VANCOUVER (NEWS 1130) — Changes to how the COVID-19 vaccine will be distributed in B.C. means transplant recipients will be eligible to get the shot around April, bringing a sense of relief to a Vancouver man who received a kidney transplant.
When the province revealed its updated vaccine plan Friday, people with compromised immune systems were included in Phase 3, which is when the shots will start going to the general population.
Todd Hauptman received a new kidney 11 years ago.
“For patients like myself, there’s an extra degree of concern because of the potential impacts and complications from COVID if we were to contract it. I’m incredibly relieved and excited. I was just filled with relief after I heard the news,” he tells NEWS 1130.

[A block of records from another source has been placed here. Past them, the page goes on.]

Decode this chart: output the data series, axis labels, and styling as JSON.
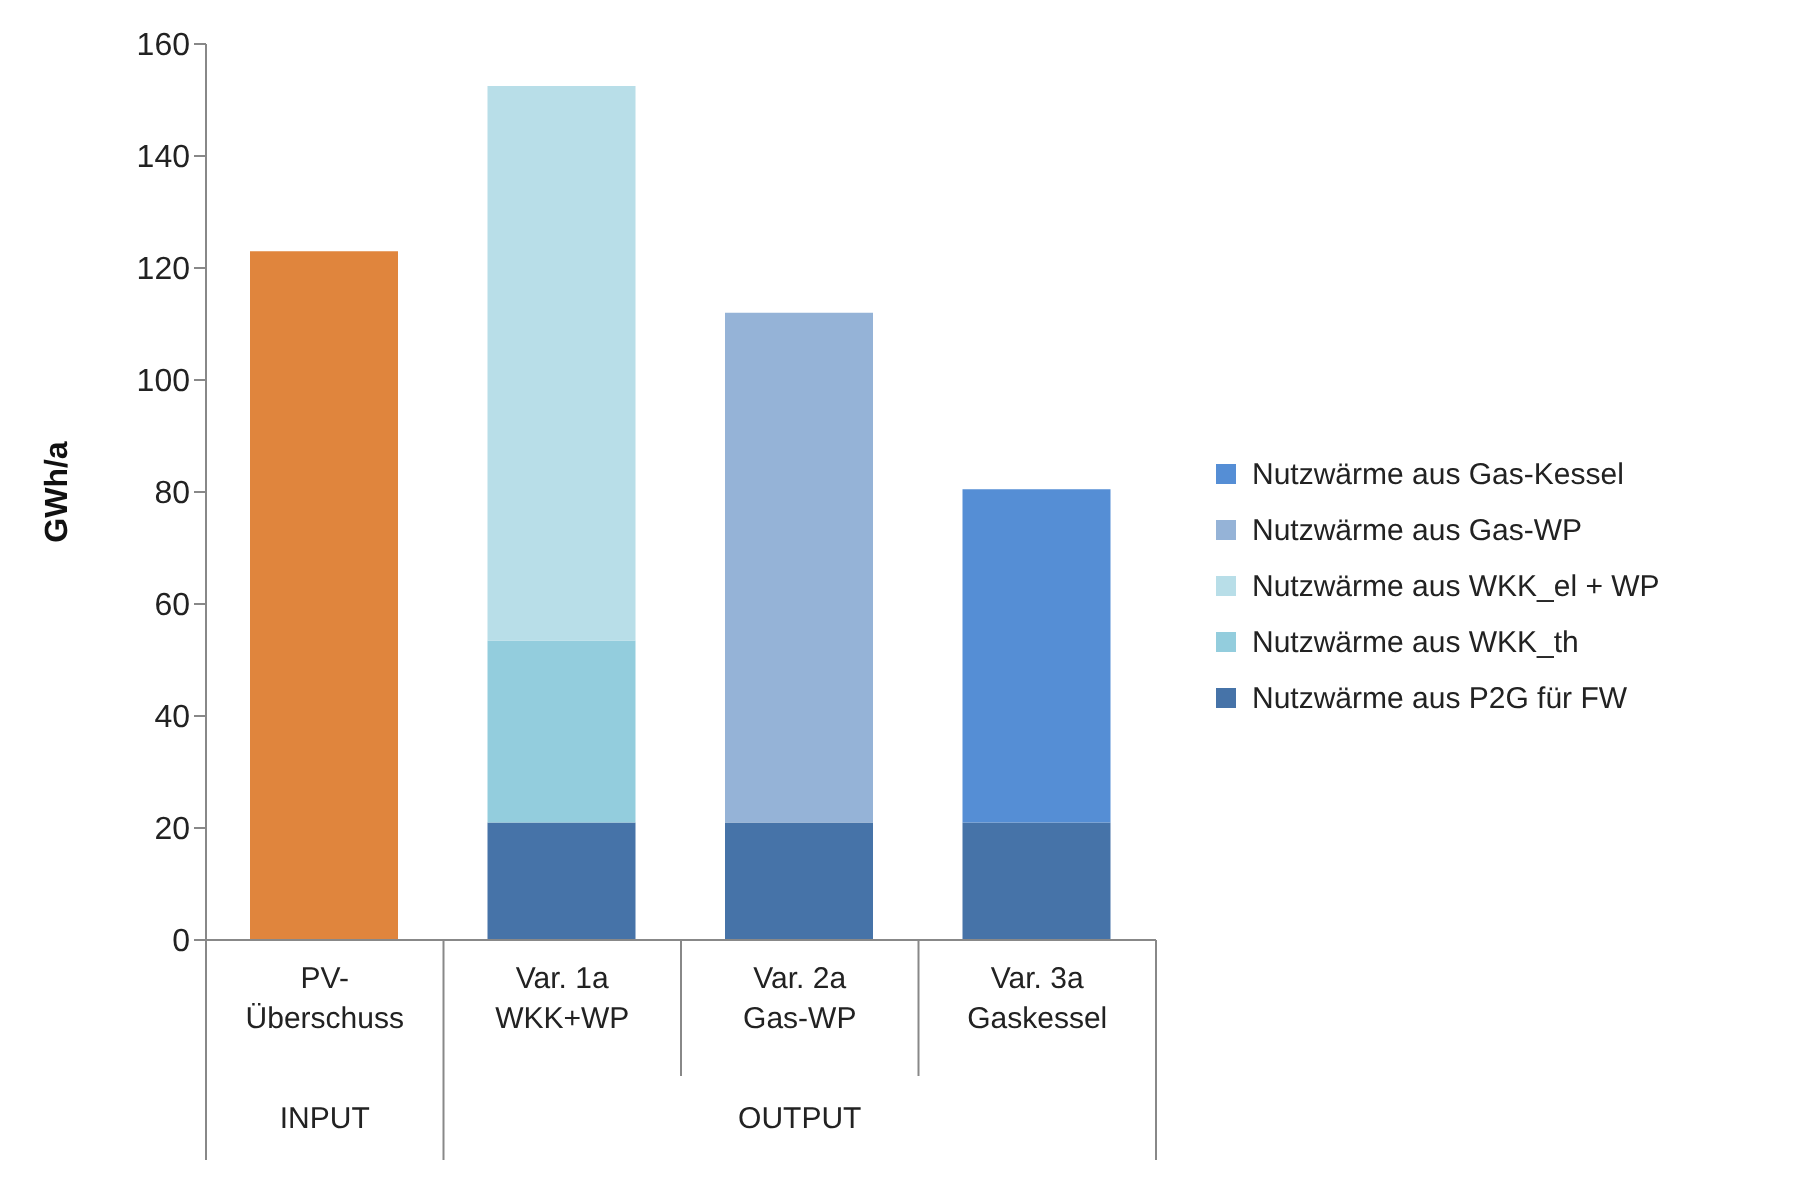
{
  "chart_data": {
    "type": "bar",
    "stacked": true,
    "ylabel": "GWh/a",
    "categories": [
      "PV-\nÜberschuss",
      "Var. 1a\nWKK+WP",
      "Var. 2a\nGas-WP",
      "Var. 3a\nGaskessel"
    ],
    "series": [
      {
        "color": "#e0853d",
        "values": [
          123,
          null,
          null,
          null
        ]
      },
      {
        "name": "Nutzwärme aus P2G für FW",
        "color": "#4673a8",
        "values": [
          null,
          21,
          21,
          21
        ]
      },
      {
        "name": "Nutzwärme aus WKK_th",
        "color": "#93cddd",
        "values": [
          null,
          32.5,
          null,
          null
        ]
      },
      {
        "name": "Nutzwärme aus WKK_el + WP",
        "color": "#b8dee8",
        "values": [
          null,
          99,
          null,
          null
        ]
      },
      {
        "name": "Nutzwärme aus Gas-WP",
        "color": "#95b3d7",
        "values": [
          null,
          null,
          91,
          null
        ]
      },
      {
        "name": "Nutzwärme aus Gas-Kessel",
        "color": "#558ed5",
        "values": [
          null,
          null,
          null,
          59.5
        ]
      }
    ],
    "annotations": [
      "INPUT",
      "OUTPUT"
    ],
    "ylim": [
      0,
      160
    ],
    "yticks": [
      0,
      20,
      40,
      60,
      80,
      100,
      120,
      140,
      160
    ],
    "legend": "right"
  }
}
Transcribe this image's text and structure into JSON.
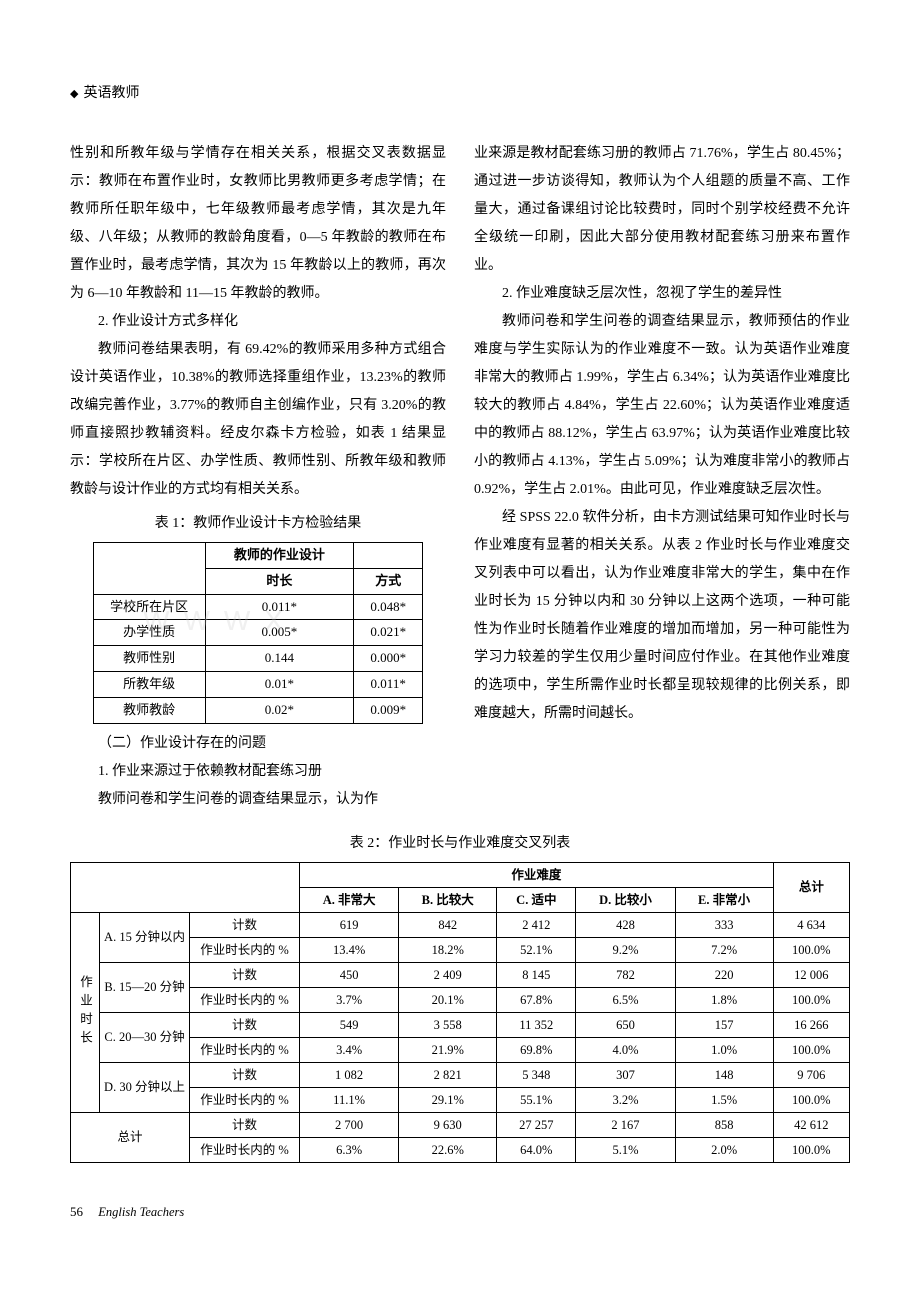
{
  "header": {
    "title": "英语教师"
  },
  "col_left": {
    "p1": "性别和所教年级与学情存在相关关系，根据交叉表数据显示：教师在布置作业时，女教师比男教师更多考虑学情；在教师所任职年级中，七年级教师最考虑学情，其次是九年级、八年级；从教师的教龄角度看，0—5 年教龄的教师在布置作业时，最考虑学情，其次为 15 年教龄以上的教师，再次为 6—10 年教龄和 11—15 年教龄的教师。",
    "h2_1": "2. 作业设计方式多样化",
    "p2": "教师问卷结果表明，有 69.42%的教师采用多种方式组合设计英语作业，10.38%的教师选择重组作业，13.23%的教师改编完善作业，3.77%的教师自主创编作业，只有 3.20%的教师直接照抄教辅资料。经皮尔森卡方检验，如表 1 结果显示：学校所在片区、办学性质、教师性别、所教年级和教师教龄与设计作业的方式均有相关关系。",
    "table1_caption": "表 1：教师作业设计卡方检验结果",
    "h3_1": "（二）作业设计存在的问题",
    "h3_2": "1. 作业来源过于依赖教材配套练习册",
    "p3": "教师问卷和学生问卷的调查结果显示，认为作"
  },
  "col_right": {
    "p1": "业来源是教材配套练习册的教师占 71.76%，学生占 80.45%；通过进一步访谈得知，教师认为个人组题的质量不高、工作量大，通过备课组讨论比较费时，同时个别学校经费不允许全级统一印刷，因此大部分使用教材配套练习册来布置作业。",
    "h2_1": "2. 作业难度缺乏层次性，忽视了学生的差异性",
    "p2": "教师问卷和学生问卷的调查结果显示，教师预估的作业难度与学生实际认为的作业难度不一致。认为英语作业难度非常大的教师占 1.99%，学生占 6.34%；认为英语作业难度比较大的教师占 4.84%，学生占 22.60%；认为英语作业难度适中的教师占 88.12%，学生占 63.97%；认为英语作业难度比较小的教师占 4.13%，学生占 5.09%；认为难度非常小的教师占 0.92%，学生占 2.01%。由此可见，作业难度缺乏层次性。",
    "p3": "经 SPSS 22.0 软件分析，由卡方测试结果可知作业时长与作业难度有显著的相关关系。从表 2 作业时长与作业难度交叉列表中可以看出，认为作业难度非常大的学生，集中在作业时长为 15 分钟以内和 30 分钟以上这两个选项，一种可能性为作业时长随着作业难度的增加而增加，另一种可能性为学习力较差的学生仅用少量时间应付作业。在其他作业难度的选项中，学生所需作业时长都呈现较规律的比例关系，即难度越大，所需时间越长。"
  },
  "table1": {
    "columns": [
      "",
      "时长",
      "方式"
    ],
    "hdr_top": "教师的作业设计",
    "rows": [
      [
        "学校所在片区",
        "0.011*",
        "0.048*"
      ],
      [
        "办学性质",
        "0.005*",
        "0.021*"
      ],
      [
        "教师性别",
        "0.144",
        "0.000*"
      ],
      [
        "所教年级",
        "0.01*",
        "0.011*"
      ],
      [
        "教师教龄",
        "0.02*",
        "0.009*"
      ]
    ]
  },
  "table2": {
    "caption": "表 2：作业时长与作业难度交叉列表",
    "vlabel": "作业时长",
    "difficulty_header": "作业难度",
    "difficulty_cols": [
      "A. 非常大",
      "B. 比较大",
      "C. 适中",
      "D. 比较小",
      "E. 非常小"
    ],
    "total_header": "总计",
    "stat_count": "计数",
    "stat_pct": "作业时长内的 %",
    "time_rows": [
      {
        "label": "A. 15 分钟以内",
        "count": [
          "619",
          "842",
          "2 412",
          "428",
          "333",
          "4 634"
        ],
        "pct": [
          "13.4%",
          "18.2%",
          "52.1%",
          "9.2%",
          "7.2%",
          "100.0%"
        ]
      },
      {
        "label": "B. 15—20 分钟",
        "count": [
          "450",
          "2 409",
          "8 145",
          "782",
          "220",
          "12 006"
        ],
        "pct": [
          "3.7%",
          "20.1%",
          "67.8%",
          "6.5%",
          "1.8%",
          "100.0%"
        ]
      },
      {
        "label": "C. 20—30 分钟",
        "count": [
          "549",
          "3 558",
          "11 352",
          "650",
          "157",
          "16 266"
        ],
        "pct": [
          "3.4%",
          "21.9%",
          "69.8%",
          "4.0%",
          "1.0%",
          "100.0%"
        ]
      },
      {
        "label": "D. 30 分钟以上",
        "count": [
          "1 082",
          "2 821",
          "5 348",
          "307",
          "148",
          "9 706"
        ],
        "pct": [
          "11.1%",
          "29.1%",
          "55.1%",
          "3.2%",
          "1.5%",
          "100.0%"
        ]
      }
    ],
    "total_row": {
      "label": "总计",
      "count": [
        "2 700",
        "9 630",
        "27 257",
        "2 167",
        "858",
        "42 612"
      ],
      "pct": [
        "6.3%",
        "22.6%",
        "64.0%",
        "5.1%",
        "2.0%",
        "100.0%"
      ]
    }
  },
  "footer": {
    "page_num": "56",
    "publication": "English Teachers"
  }
}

“It’s humbling to know that they prioritize patients like myself when I realize that there are thousands of others that will want the vaccine and wish to have the vaccine after patients like myself receive it.”
He says the thing he is looking forward to the most after he gets the shot, and when the rules allow it, is to go travelling.
B.C. is currently in the first phase of its immunization rollout, which is focused on protecting the healthcare system and residents in long-term care homes who are at risk. Phase 2 will have a similar focus, expanding on the distribution to at-risk populations who are most vulnerable to severe illness. Then the third and fourth phases aim to immunize the general population.
Phase 3 includes people between the ages of 16 and 69 who are “clinically extremely vulnerable” after the province works down from people who are under 80 years of age in five-year increments.
While Phase 3 is expected to start around April, it will be dependent on vaccine supplies.
A production line issue has delayed Pfizer shipments to Canada, prompting B.C. to recalibrate how it plans to immunize people.
More than 100,000 British Columbians have received a COVID-19 shot.